Showgrounds - the bookproject
The book consists of photographs from the Agricultural and Commercial Showgrounds in central Lusaka, Zambia. The former British colony established the fair in this location in 1951, as a blueprint of the European Expos which were extremely popular in the early 20th century. The show was a spectacular demonstration of technology and construction work, in an imperialistic spirit that most Zambians felt excluded by.
After independence in 1964, the Zambian people continued the practice of arranging an annual show on the premises. Rather than to bring the colonial custom to a close, the Showgrounds was adapted as their own. The idea of commercial progress and economic growth overshadowed the political significance of maintaining the tradition.
The Showgrounds still get filled with people, animals, machinery, steam, smoke and music for one weekend every year. During the remaining days, the architecture makes the exposition; a silent account of its eclectic reality.

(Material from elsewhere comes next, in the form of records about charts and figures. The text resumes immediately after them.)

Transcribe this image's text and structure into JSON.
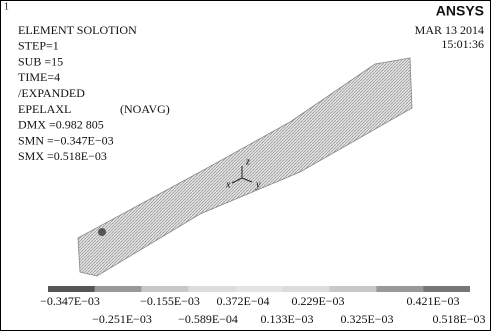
{
  "corner_number": "1",
  "brand": "ANSYS",
  "date": "MAR 13 2014",
  "time": "15:01:36",
  "info_lines": [
    "ELEMENT SOLOTION",
    "STEP=1",
    "SUB =15",
    "TIME=4",
    "/EXPANDED",
    "EPELAXL",
    "DMX =0.982 805",
    "SMN =−0.347E−03",
    "SMX =0.518E−03"
  ],
  "info_tag": "(NOAVG)",
  "triad": {
    "z": "z",
    "x": "x",
    "y": "y"
  },
  "legend_top": [
    "−0.347E−03",
    "−0.155E−03",
    "0.372E−04",
    "0.229E−03",
    "0.421E−03"
  ],
  "legend_bottom": [
    "−0.251E−03",
    "−0.589E−04",
    "0.133E−03",
    "0.325E−03",
    "0.518E−03"
  ]
}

I was based in Lusaka, Zambia in 2006 as part of the Oslo Lusaka Fine Art Fellowship. The social and political implications of living in Africa, in a British ex-colony, led me on an intricate route of research. The texts that accompany the photographs are fragments of historical and contemporary writings deriving from this. They involve trying to come to terms with the role of the artist in the age of globalization, and more generally, how the colonial legacy has shaped our notion of the non-Western.